The area is especially flood-prone because of the proximity of buildings and roads to the river, which runs above-ground from near the busy Shibuya subway and train station to Tokyo Bay, according to the Tokyo Metropolitan Government's construction office.

A storm equivalent to the so-called Tokai Downpour in 2000, when hourly rainfall exceeding 11 cm burst levees in Nagoya, would cause flooding over 2 meters deep in some areas of Minato Ward, according to the area's disaster planning map.

The underground reservoir project was approved in 2008 after a series of devastating storms, including a 2004 typhoon that flooded nearby Azabu-Juban subway station, Yamamoto said. Residents asked for anti-flood measures after suffering widespread damage to their properties, he said.

During heavy rain, water will flow into an intake channel on the Furukawa's southern bank when it gets too high, much like the overflow hole in a bathroom sink. It will descend 52 meters — about 16 stories — down a drop shaft into a tunnel that follows the river's curves, at one point passing beneath the tracks of the Namboku subway line. Once the storm subsides, the water will be pumped to the surface about 2 km downstream.

"It's pumped back up to the river," Yamamoto said.

On a recent afternoon, the tunnel's oxidized metal skeleton was still visible near the bottom of the drop shaft, where its ceiling had not yet been covered over with cement. Workers in light blue coveralls and white hard hats drove forklifts along the floor of the tunnel, cut by contractor Tobishima Corp. using a cylindrical boring machine working at a rate of 14 meters a day.

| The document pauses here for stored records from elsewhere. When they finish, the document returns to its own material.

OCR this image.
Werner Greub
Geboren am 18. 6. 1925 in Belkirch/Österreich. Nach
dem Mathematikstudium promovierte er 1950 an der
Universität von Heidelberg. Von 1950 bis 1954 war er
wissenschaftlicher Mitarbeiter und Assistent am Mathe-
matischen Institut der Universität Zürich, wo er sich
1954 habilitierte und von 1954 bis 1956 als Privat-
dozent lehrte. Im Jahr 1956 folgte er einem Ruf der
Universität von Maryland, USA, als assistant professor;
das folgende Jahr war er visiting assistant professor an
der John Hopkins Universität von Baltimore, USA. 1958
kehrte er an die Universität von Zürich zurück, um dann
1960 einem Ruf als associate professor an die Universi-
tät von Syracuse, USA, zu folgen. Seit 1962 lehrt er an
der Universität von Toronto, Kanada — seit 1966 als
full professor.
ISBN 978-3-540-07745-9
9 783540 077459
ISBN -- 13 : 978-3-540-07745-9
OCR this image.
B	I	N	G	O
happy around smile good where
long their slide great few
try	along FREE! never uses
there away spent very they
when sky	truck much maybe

Together with a separate 3.2-km-long reservoir under construction in the northwest of the city, the Furukawa project represents a tripling down on a method that's been stemming floods since initial construction on the city's first such tunnel was completed in 1997.

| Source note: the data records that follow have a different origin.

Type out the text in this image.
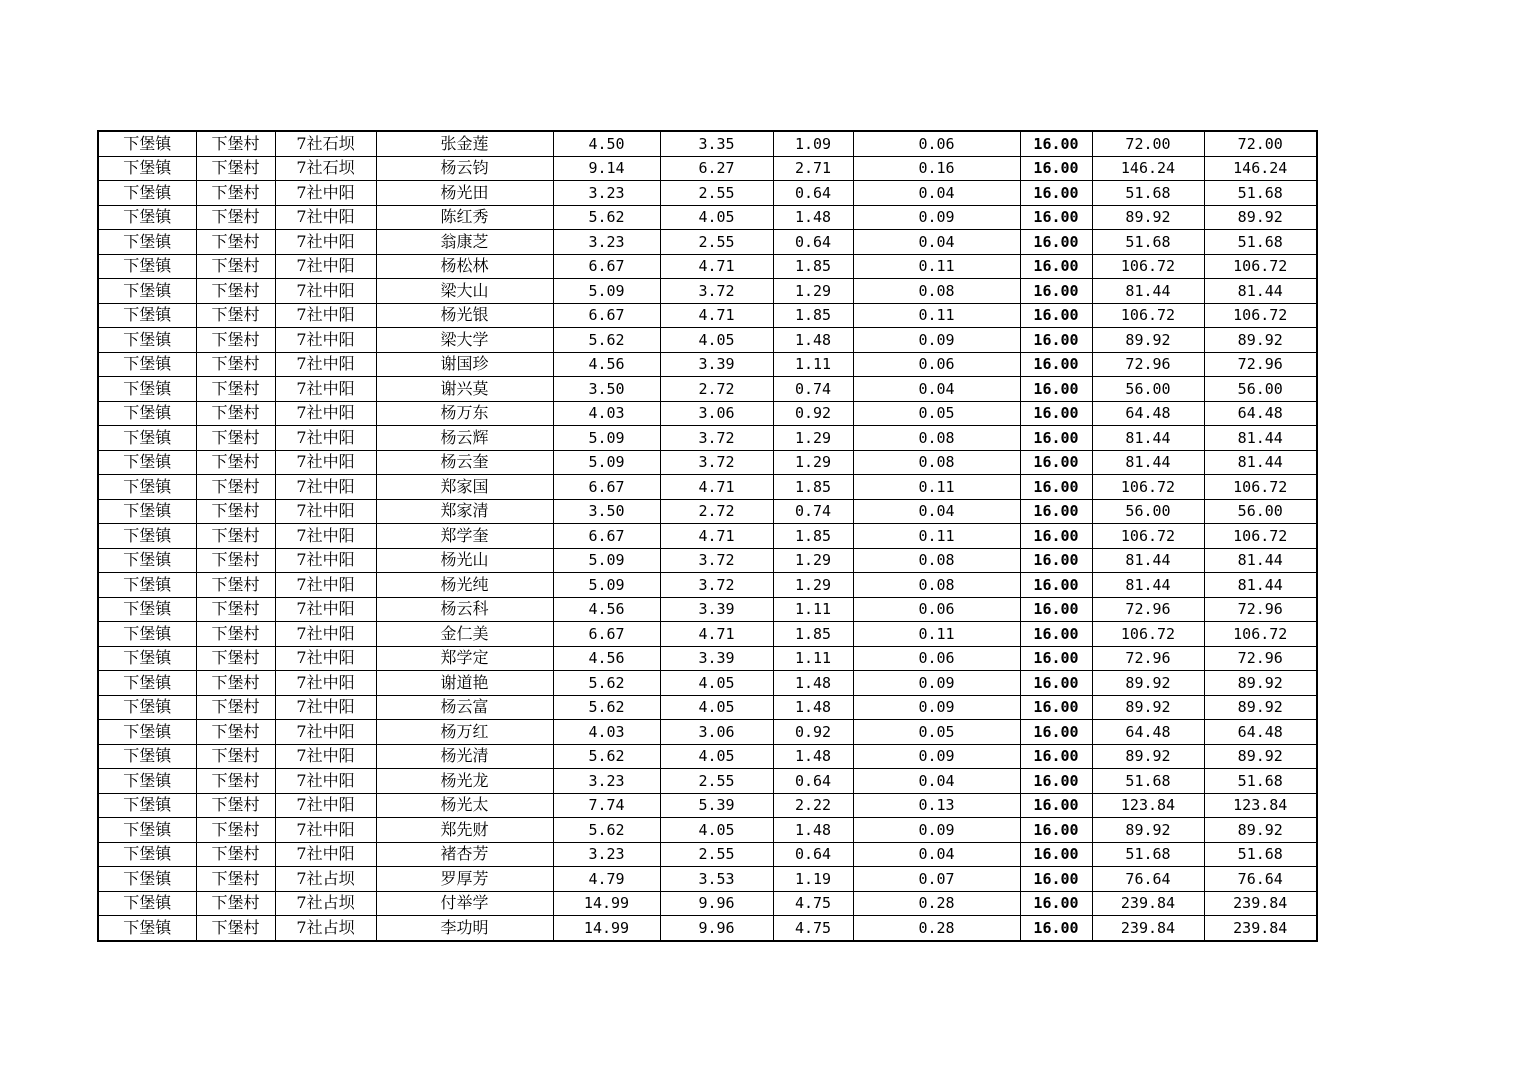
下堡镇	下堡村	7社石坝	张金莲	4.50	3.35	1.09	0.06	16.00	72.00	72.00
下堡镇	下堡村	7社石坝	杨云钧	9.14	6.27	2.71	0.16	16.00	146.24	146.24
下堡镇	下堡村	7社中阳	杨光田	3.23	2.55	0.64	0.04	16.00	51.68	51.68
下堡镇	下堡村	7社中阳	陈红秀	5.62	4.05	1.48	0.09	16.00	89.92	89.92
下堡镇	下堡村	7社中阳	翁康芝	3.23	2.55	0.64	0.04	16.00	51.68	51.68
下堡镇	下堡村	7社中阳	杨松林	6.67	4.71	1.85	0.11	16.00	106.72	106.72
下堡镇	下堡村	7社中阳	梁大山	5.09	3.72	1.29	0.08	16.00	81.44	81.44
下堡镇	下堡村	7社中阳	杨光银	6.67	4.71	1.85	0.11	16.00	106.72	106.72
下堡镇	下堡村	7社中阳	梁大学	5.62	4.05	1.48	0.09	16.00	89.92	89.92
下堡镇	下堡村	7社中阳	谢国珍	4.56	3.39	1.11	0.06	16.00	72.96	72.96
下堡镇	下堡村	7社中阳	谢兴莫	3.50	2.72	0.74	0.04	16.00	56.00	56.00
下堡镇	下堡村	7社中阳	杨万东	4.03	3.06	0.92	0.05	16.00	64.48	64.48
下堡镇	下堡村	7社中阳	杨云辉	5.09	3.72	1.29	0.08	16.00	81.44	81.44
下堡镇	下堡村	7社中阳	杨云奎	5.09	3.72	1.29	0.08	16.00	81.44	81.44
下堡镇	下堡村	7社中阳	郑家国	6.67	4.71	1.85	0.11	16.00	106.72	106.72
下堡镇	下堡村	7社中阳	郑家清	3.50	2.72	0.74	0.04	16.00	56.00	56.00
下堡镇	下堡村	7社中阳	郑学奎	6.67	4.71	1.85	0.11	16.00	106.72	106.72
下堡镇	下堡村	7社中阳	杨光山	5.09	3.72	1.29	0.08	16.00	81.44	81.44
下堡镇	下堡村	7社中阳	杨光纯	5.09	3.72	1.29	0.08	16.00	81.44	81.44
下堡镇	下堡村	7社中阳	杨云科	4.56	3.39	1.11	0.06	16.00	72.96	72.96
下堡镇	下堡村	7社中阳	金仁美	6.67	4.71	1.85	0.11	16.00	106.72	106.72
下堡镇	下堡村	7社中阳	郑学定	4.56	3.39	1.11	0.06	16.00	72.96	72.96
下堡镇	下堡村	7社中阳	谢道艳	5.62	4.05	1.48	0.09	16.00	89.92	89.92
下堡镇	下堡村	7社中阳	杨云富	5.62	4.05	1.48	0.09	16.00	89.92	89.92
下堡镇	下堡村	7社中阳	杨万红	4.03	3.06	0.92	0.05	16.00	64.48	64.48
下堡镇	下堡村	7社中阳	杨光清	5.62	4.05	1.48	0.09	16.00	89.92	89.92
下堡镇	下堡村	7社中阳	杨光龙	3.23	2.55	0.64	0.04	16.00	51.68	51.68
下堡镇	下堡村	7社中阳	杨光太	7.74	5.39	2.22	0.13	16.00	123.84	123.84
下堡镇	下堡村	7社中阳	郑先财	5.62	4.05	1.48	0.09	16.00	89.92	89.92
下堡镇	下堡村	7社中阳	褚杏芳	3.23	2.55	0.64	0.04	16.00	51.68	51.68
下堡镇	下堡村	7社占坝	罗厚芳	4.79	3.53	1.19	0.07	16.00	76.64	76.64
下堡镇	下堡村	7社占坝	付举学	14.99	9.96	4.75	0.28	16.00	239.84	239.84
下堡镇	下堡村	7社占坝	李功明	14.99	9.96	4.75	0.28	16.00	239.84	239.84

The approach derives from the standard flood-control method used in other cities, where water is pumped to above-ground reservoirs during storms. Chicago, for example, stores water and sewage in a nearby quarry during periods of heavy rain.

"What makes this system particularly noteworthy is just its scale, because it's underneath one of the largest cities in the world," said Patrick Lynett, a civil engineering professor who studies cities' water-management tactics at the University of Southern California in Los Angeles. "It allows them to have this flood control out of sight."

Tokyo's size and density leave it no space for a typical above-ground solution. The Tokyo-Yokohama metropolis is the world's second-biggest by land area after the New York City area, with more than double New York's density, according to data compiled by the London-based City Mayors Foundation.

It's also facing more occurrences of flooding as the frequency of storms increases. The city's first underground reservoir, which is even larger than the Furukawa project, was called into action five times last year, compared with a usual rate of once or twice per year, according to Yoshiaki Takahashi, who oversees the facility in western Tokyo. It was used most recently on Aug. 10, when Typhoon Halong, the 11th of the season, poured 17 mm of rain in an hour on the capital.

That reservoir absorbs overflow from three rivers and was built after a typhoon in 1993 flooded more than 3,000 homes, causing ¥15.6 billion in damages, according to Takahashi.